Transmiti a um torriense ilustre, amigo da família, cujos pais e avós moravam perto dos meus, o meu desejo de lá voltar e percorrer a pé todos aqueles recantos e ruas estreitas. Este amigo não se fez rogado – e, apesar da sua agenda preenchidíssima, conseguiu encontrar um sábado para essa tarefa. E assim foi. À hora marcada (um cumpridor nato dos horários), lá estava ele com a simplicidade que o caracteriza (a sua imagem de marca) à porta do simpático Stay Hotel, onde pernoitámos para iniciarmos a visita.
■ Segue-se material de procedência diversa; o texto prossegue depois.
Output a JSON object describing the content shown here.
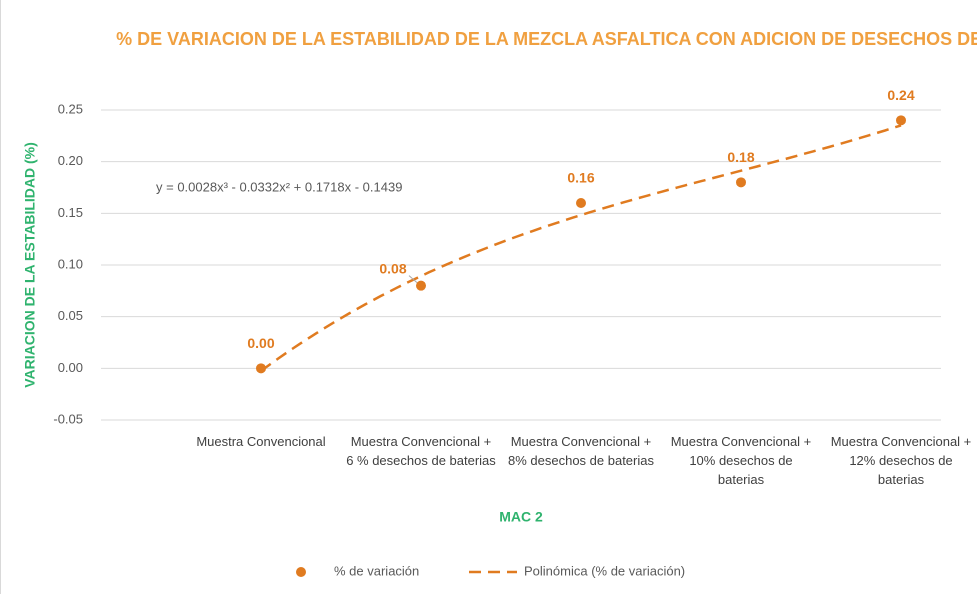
{
  "chart_data": {
    "type": "scatter",
    "title": "% DE VARIACION DE LA ESTABILIDAD DE LA MEZCLA ASFALTICA CON ADICION DE DESECHOS DE BATERIAS",
    "x_label": "MAC 2",
    "y_label": "VARIACION DE LA ESTABILIDAD (%)",
    "categories": [
      "Muestra Convencional",
      "Muestra Convencional + 6 % desechos de baterias",
      "Muestra Convencional + 8% desechos de baterias",
      "Muestra Convencional + 10% desechos de baterias",
      "Muestra Convencional + 12% desechos de baterias"
    ],
    "series": [
      {
        "name": "% de variación",
        "color": "#e07b20",
        "values": [
          0.0,
          0.08,
          0.16,
          0.18,
          0.24
        ],
        "value_labels": [
          "0.00",
          "0.08",
          "0.16",
          "0.18",
          "0.24"
        ]
      }
    ],
    "trendline": {
      "name": "Polinómica (% de variación)",
      "color": "#e07b20",
      "equation": "y = 0.0028x³ - 0.0332x² + 0.1718x - 0.1439",
      "coefficients": [
        0.0028,
        -0.0332,
        0.1718,
        -0.1439
      ]
    },
    "ylim": [
      -0.05,
      0.25
    ],
    "yticks": [
      -0.05,
      {
        "value": 0,
        "label": "0.00"
      },
      0.05,
      {
        "value": 0.1,
        "label": "0.10"
      },
      0.15,
      {
        "value": 0.2,
        "label": "0.20"
      },
      0.25
    ],
    "grid": true,
    "legend": "bottom"
  }
}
Acompanhado pela irmã Sofia e pelo cunhado José Luís, receberam-nos de braços abertos – a mim e à São, minha mulher –, enquanto os nossos pais e avós, a verem-nos do Céu, rejubilavam de alegria. Atravessámos o jardim e entrámos na Igreja de Nossa Senhora da Graça, onde se encontram as relíquias de S. Gonçalo de Lagos. Ficaram-me na memória aqueles fantásticos azulejos do séc. XVIII na sacristia, que chamam logo a nossa atenção. Junto ao claustro, o Museu Leonel Trindade recorda episódios históricos e dispõe de peças arqueológicas raras. No centro histórico, foi com mágoa que já não encontrei a Ourivesaria Santana (cuja gestão tinha sido entregue pelo meu avô ao conhecido torriense Emílio Luís Santana) e também a Casa Hipólito, da qual restam apenas as ruínas.
A antiga Câmara – com o pelourinho e com uma única coluna a recordar velhos tempos –, o Chafariz dos Canos – fonte única em Portugal do séc. XIV e XVI, em frente à qual se pode ver o que ainda resta das antigas muralhas da vila dos finais do séc. XIV e início do séc. XV – são de visita obrigatória. Na Igreja de S. Pedro parei por momentos em frente à pia batismal do séc. XVI, onde eu e este meu amigo fomos batizados. E seguimos para a lindíssima sala da Irmandade dos Clérigos Pobres, que pouca gente conhece e merece uma visita. As casas onde viveram os nossos pais e avós, mesmo no coração da cidade e bem próximas umas das outras, recordam todo um passado com a saudade a marcar presença. Para depois do almoço ficou a visita ao castelo, donde se avista toda a cidade e arredores – com a qual nos despedimos desta terra, tão querida para mim.
E assim terminou esta viagem pelo passado. Para trás, ficaram recordações e muitas emoções difíceis de descrever. Fiquei com a ideia de que Torres Vedras tinha parado no tempo. É impossível imaginar esta cidade sem lembrar o que lá vivi. Assim, aos meus olhos, esta terra continua viva e bem presente! E como se voltar a Torres não fosse só por si um motivo de prazer e de satisfação redobrada, o que não dizer do ‘guia’ que nos acompanhou, figura de relevo a nível nacional, um conceituado historiador e a pessoa que é a nível da Igreja?
Um pouco por tudo isto, mas sobretudo pela sua amizade, como lhe estamos gratos, Senhor D. Manuel Clemente!